Bisnis.com, JAKARTA --Pemerintah dinilai telah memberatkan pengusaha terkait kebijakan renegosiasi kontra pertambangan.
Perhimpunan Ahli Pertambangan Indonesia (Perhapi) menilai kebijakan renegosiasi terlalu memberatkan pengusaha karena kewajiban royalti, divestasi, penciutan lahan dan kewajiban peningkatan kandungan lokal, besarannya ditentukan secara sepihak oleh pemerintah.
Ketua Working Group Kebijakan Pertambangan Perhapi dan Ketua Komite Kebijakan Nasional Mineral dan Batu Bara Budi Santosa mengatakan mandeg-nya renegosiasi kontrak di sektor pertambangan mineral dan batu bara karena mekanisme negosiasi yang belum disepakati masing-masing pihak yang terlibat.
“Masalahnya adalah kesepakatan yang diminta pemerintah dalam renegosiasi misalnya penciutan lahan, penaikan royalti, kewajiban divestasi sekian persen dan sebagainya bagi pengusaha terlalu memberatkan,” ungkap Budi, Selasa (20/5/2014).
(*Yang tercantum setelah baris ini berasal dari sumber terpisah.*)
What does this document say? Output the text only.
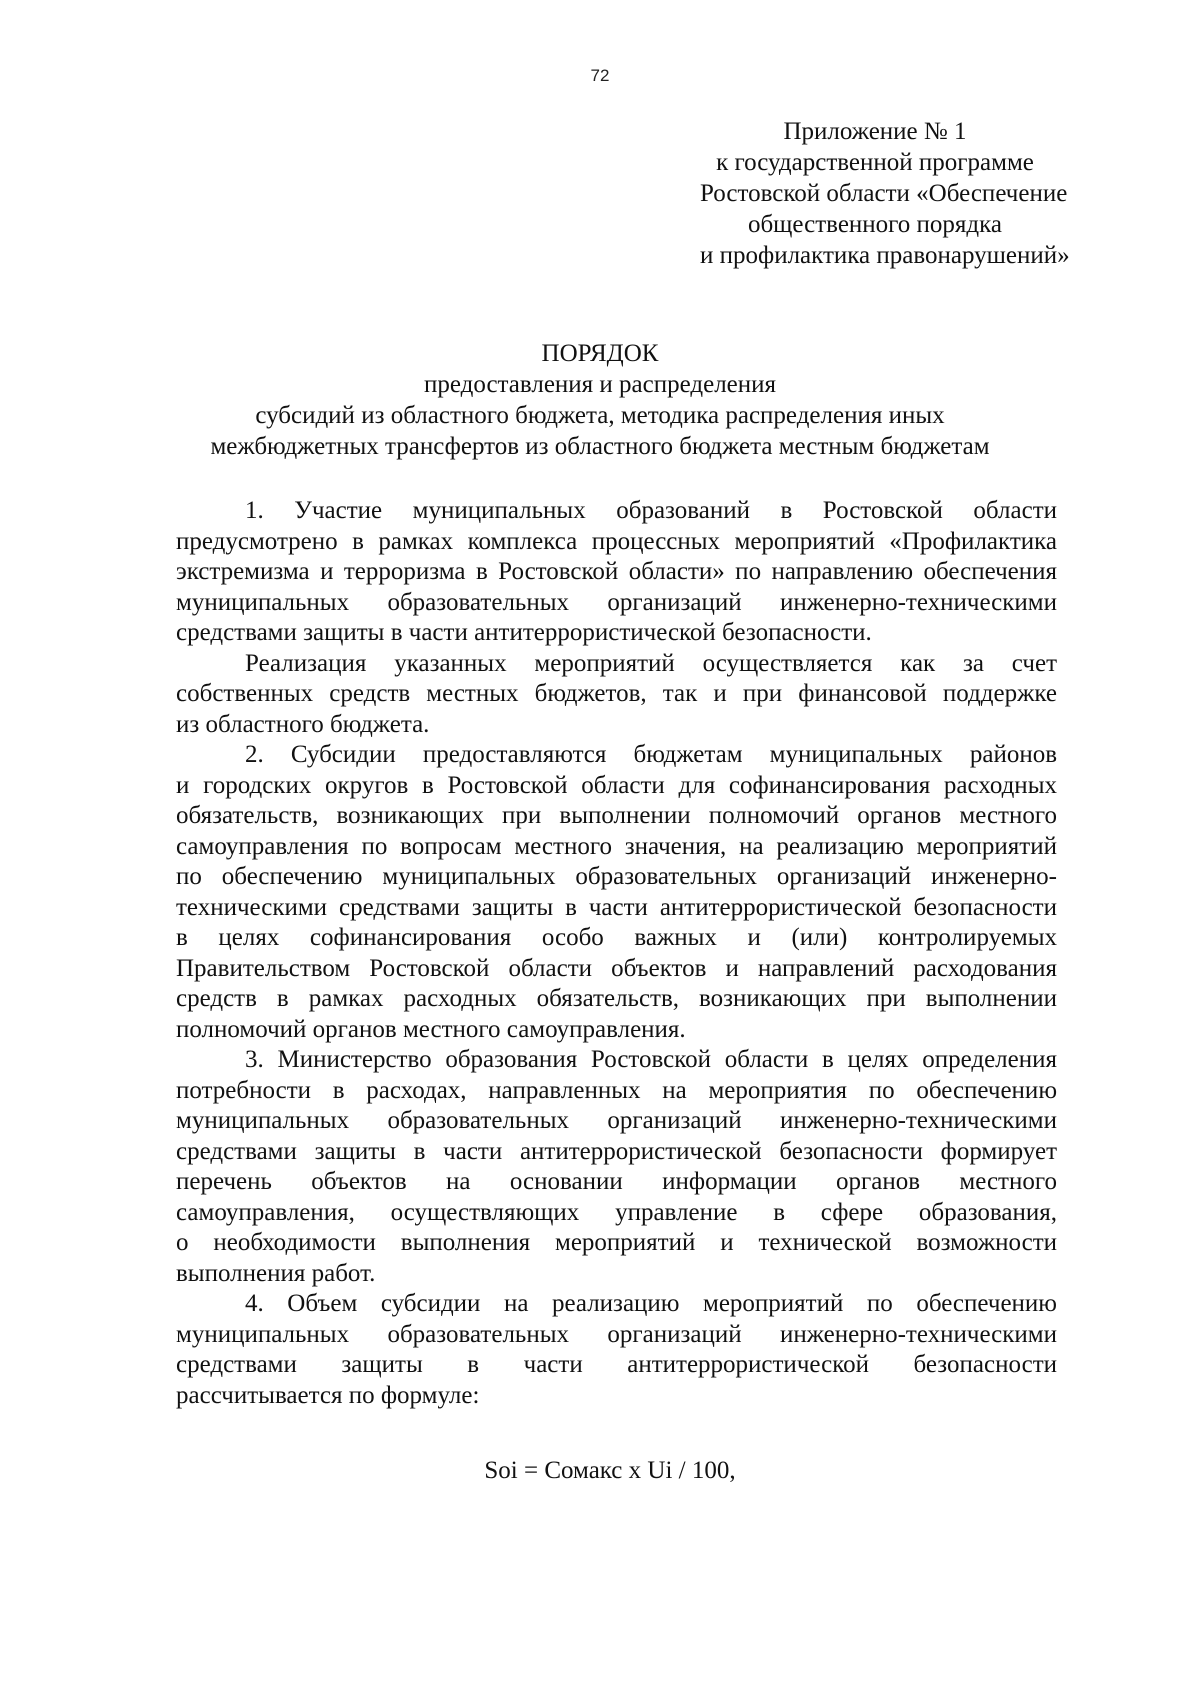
72
Приложение № 1
к государственной программе
Ростовской области «Обеспечение
общественного порядка
и профилактика правонарушений»
ПОРЯДОК
предоставления и распределения
субсидий из областного бюджета, методика распределения иных
межбюджетных трансфертов из областного бюджета местным бюджетам
1. Участие муниципальных образований в Ростовской области
предусмотрено в рамках комплекса процессных мероприятий «Профилактика
экстремизма и терроризма в Ростовской области» по направлению обеспечения
муниципальных образовательных организаций инженерно-техническими
средствами защиты в части антитеррористической безопасности.
Реализация указанных мероприятий осуществляется как за счет
собственных средств местных бюджетов, так и при финансовой поддержке
из областного бюджета.
2. Субсидии предоставляются бюджетам муниципальных районов
и городских округов в Ростовской области для софинансирования расходных
обязательств, возникающих при выполнении полномочий органов местного
самоуправления по вопросам местного значения, на реализацию мероприятий
по обеспечению муниципальных образовательных организаций инженерно-
техническими средствами защиты в части антитеррористической безопасности
в целях софинансирования особо важных и (или) контролируемых
Правительством Ростовской области объектов и направлений расходования
средств в рамках расходных обязательств, возникающих при выполнении
полномочий органов местного самоуправления.
3. Министерство образования Ростовской области в целях определения
потребности в расходах, направленных на мероприятия по обеспечению
муниципальных образовательных организаций инженерно-техническими
средствами защиты в части антитеррористической безопасности формирует
перечень объектов на основании информации органов местного
самоуправления, осуществляющих управление в сфере образования,
о необходимости выполнения мероприятий и технической возможности
выполнения работ.
4. Объем субсидии на реализацию мероприятий по обеспечению
муниципальных образовательных организаций инженерно-техническими
средствами защиты в части антитеррористической безопасности
рассчитывается по формуле:
Soi = Сомакс х Ui / 100,
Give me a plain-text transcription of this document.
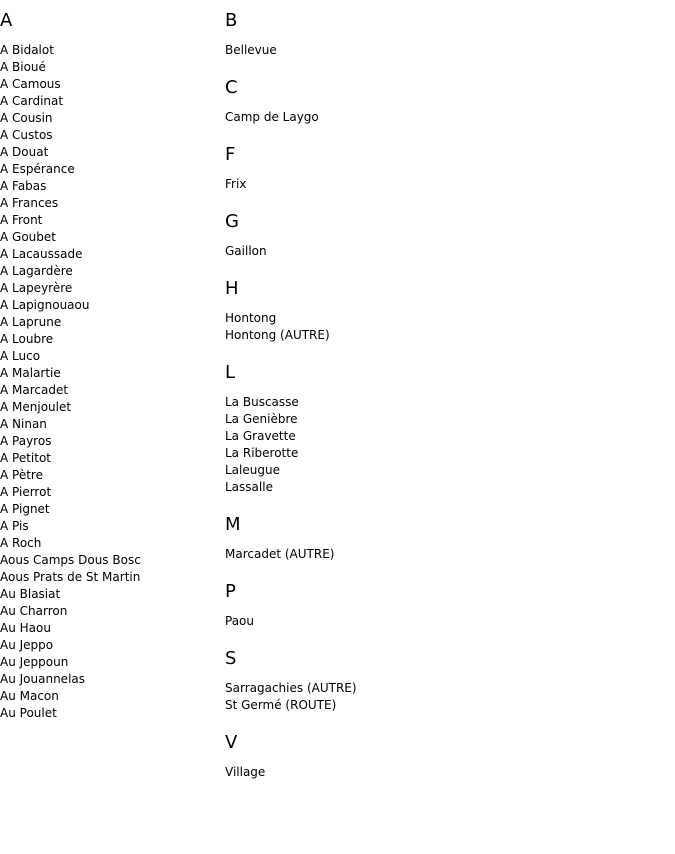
A
A Bidalot
A Bioué
A Camous
A Cardinat
A Cousin
A Custos
A Douat
A Espérance
A Fabas
A Frances
A Front
A Goubet
A Lacaussade
A Lagardère
A Lapeyrère
A Lapignouaou
A Laprune
A Loubre
A Luco
A Malartie
A Marcadet
A Menjoulet
A Ninan
A Payros
A Petitot
A Pètre
A Pierrot
A Pignet
A Pis
A Roch
Aous Camps Dous Bosc
Aous Prats de St Martin
Au Blasiat
Au Charron
Au Haou
Au Jeppo
Au Jeppoun
Au Jouannelas
Au Macon
Au Poulet
B
Bellevue
C
Camp de Laygo
F
Frix
G
Gaillon
H
Hontong
Hontong (AUTRE)
L
La Buscasse
La Genièbre
La Gravette
La Riberotte
Laleugue
Lassalle
M
Marcadet (AUTRE)
P
Paou
S
Sarragachies (AUTRE)
St Germé (ROUTE)
V
Village
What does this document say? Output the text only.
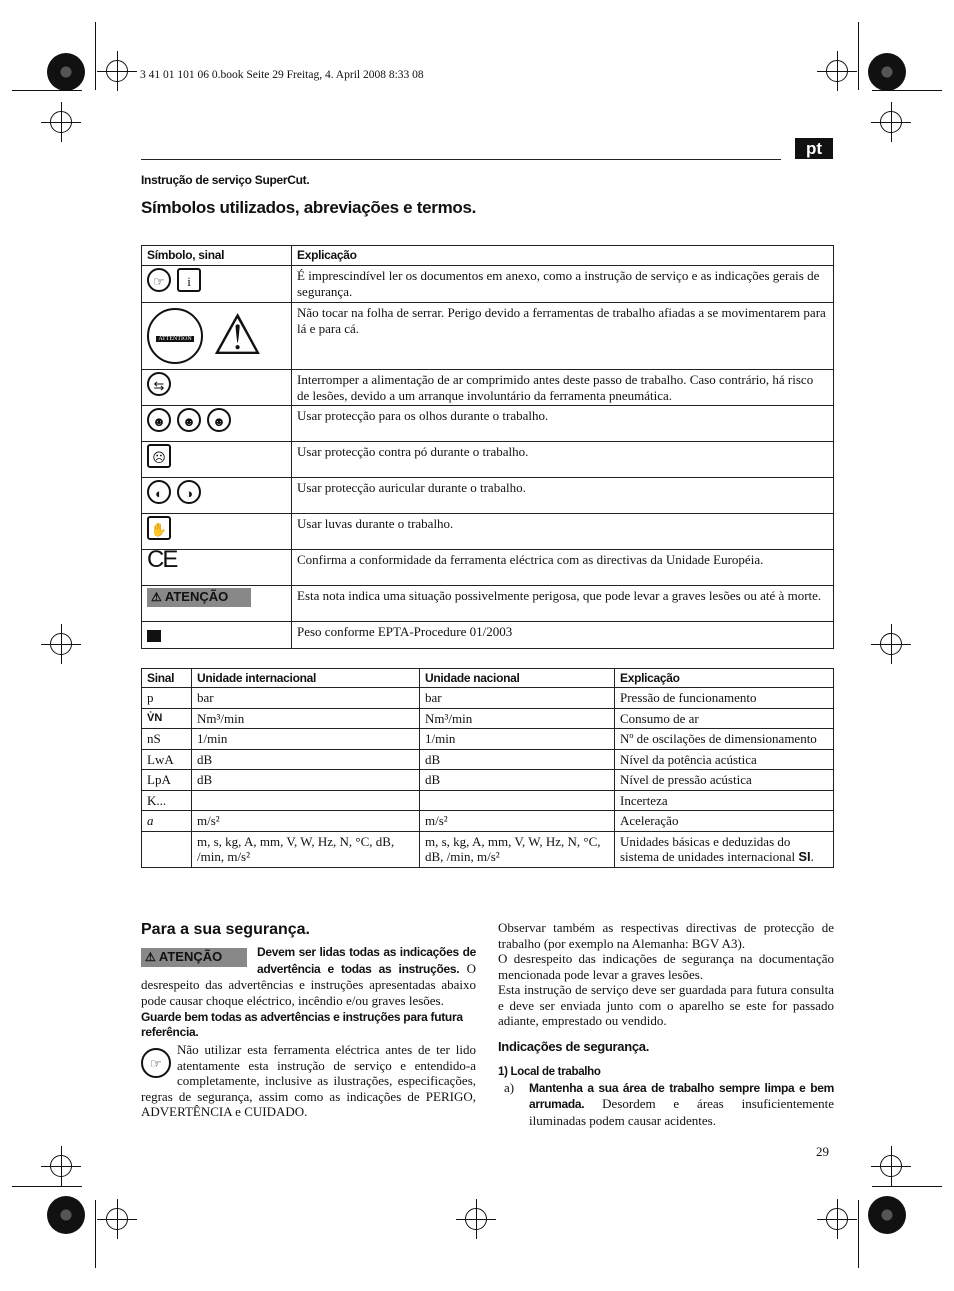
3 41 01 101 06 0.book Seite 29 Freitag, 4. April 2008 8:33 08
pt
Instrução de serviço SuperCut.
Símbolos utilizados, abreviações e termos.
Símbolo, sinal	Explicação
☞ i	É imprescindível ler os documentos em anexo, como a instrução de serviço e as indicações gerais de segurança.
ATTENTION ⚠	Não tocar na folha de serrar. Perigo devido a ferramentas de trabalho afiadas a se movimentarem para lá e para cá.
⇆	Interromper a alimentação de ar comprimido antes deste passo de trabalho. Caso contrário, há risco de lesões, devido a um arranque involuntário da ferramenta pneumática.
☻ ☻ ☻	Usar protecção para os olhos durante o trabalho.
☹	Usar protecção contra pó durante o trabalho.
◐ ◑	Usar protecção auricular durante o trabalho.
✋	Usar luvas durante o trabalho.
CE	Confirma a conformidade da ferramenta eléctrica com as directivas da Unidade Européia.
⚠ ATENÇÃO	Esta nota indica uma situação possivelmente perigosa, que pode levar a graves lesões ou até à morte.
	Peso conforme EPTA-Procedure 01/2003
Sinal	Unidade internacional	Unidade nacional	Explicação
p	bar	bar	Pressão de funcionamento
V̇N	Nm³/min	Nm³/min	Consumo de ar
nS	1/min	1/min	Nº de oscilações de dimensionamento
LwA	dB	dB	Nível da potência acústica
LpA	dB	dB	Nível de pressão acústica
K...			Incerteza
a	m/s²	m/s²	Aceleração
	m, s, kg, A, mm, V, W, Hz, N, °C, dB, /min, m/s²	m, s, kg, A, mm, V, W, Hz, N, °C, dB, /min, m/s²	Unidades básicas e deduzidas do sistema de unidades internacional SI.
Para a sua segurança.
⚠ ATENÇÃO	Devem ser lidas todas as indicações de advertência e todas as instruções. O desrespeito das advertências e instruções apresentadas abaixo pode causar choque eléctrico, incêndio e/ou graves lesões.
Guarde bem todas as advertências e instruções para futura referência.
☞
Não utilizar esta ferramenta eléctrica antes de ter lido atentamente esta instrução de serviço e entendido-a completamente, inclusive as ilustrações, especificações, regras de segurança, assim como as indicações de PERIGO, ADVERTÊNCIA e CUIDADO.
Observar também as respectivas directivas de protecção de trabalho (por exemplo na Alemanha: BGV A3).
O desrespeito das indicações de segurança na documentação mencionada pode levar a graves lesões.
Esta instrução de serviço deve ser guardada para futura consulta e deve ser enviada junto com o aparelho se este for passado adiante, emprestado ou vendido.
Indicações de segurança.
1) Local de trabalho
a)	Mantenha a sua área de trabalho sempre limpa e bem arrumada. Desordem e áreas insuficientemente iluminadas podem causar acidentes.
29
Menurut Budi, Kontrak Karya (KK) maupun Perjanjian Karya Pengusahaan Pertambangan Batu Bara (PKP2B) merupakan perjanjian antardua pihak yaitu pemerintah dan pelaku usaha pemiliki lisensi tersebut.
Artinya, perjanjian yang sudah disetujui tersebut dianggap sah secara undang-undang sehingga memiliki kekuatan hukum yang mengikat.
Karena itu, ungkapnya, jika salah satu pihak, dalam hal ini pemerintah berencana mengubah seluruh atau sebagian poin yang ada dalam perjanjian tersebut, sudah seharusnya mendapat persetujuan dari pihak lain yang terlibat dalam hal ini pihak pengusaha.
Pemerintah harus memahami bahwa pengusaha sangat mungkin terikat komitmen bisnis dengan pihak lain seperti pembelian, penyediaan modal dan sebagainya. Sehingga sangat mungkin jika renegosiasi dipaksakan justru akan membunuh usaha tersebut.
“Perusahaan tentu ingin sustain atau terus berkembang, tentunya pelaku usaha terikat komitmen dengan beberapa pihak seperti bank, buyers dan sebagainya. Jadi tidak segampang itu untuk meminta renegosiasi,” ungkap Budi.
Sementara itu, President Director PT Freeport Indonesia Rozik B. Soetjipto kepada Bisnis mengatakan pihaknya menolak untuk melakukan divestasi saham perseroan sebanyak 51% seperti diamanatkan undang-undang minerba. Alasannya, nilai keekonomian perusahaan tidak akan dicapai.
“Kami tetap pada kesepakatan awal bersedia mendivestasi 20% saham perusahaan sesuai dengan kajian keekonomian yang kami lakukan,” jelasnya.
Namun, berkaitan dengan pembangunan pabrik pengolahan dan pemurnian mineral (smelter) tembaga dan emas, Rozik menyebutkan perusahaan memiliki komitmen membangun pabrik tersebut sesuai peraturan perundang-undangan.
“Kami sudah berkomitmen akan membangun smelter di Indonesia. Rencananya bersama Antam, tetapi tidak menutup kemungkinan kerjasama dengan pihak lain,” ujar Rozik.
Dia menjamin pabrik pengolahan dan pemurnian tersebut dapat beroperasi pada 2017 atau sejalan dengan batas akhir kewajiban pengolahan dan pemurnian yang diminta pemerintah.
Sebagai gambaran, Data Kementerian ESDM menyebutkan per 10 April renegosiasi dari 37 perusahaan berlisensi KK, baru 6 perusahaan yang sudah rampung.
Sementara sisanya belum sepakat dengan beberapa poin renegosiasi.
Sementara untuk PKP2B, dari 75 perusahaan berlisensi PKP2B, baru 22 perusahaan yang sudah merampungkan renegosiasi kontraknya.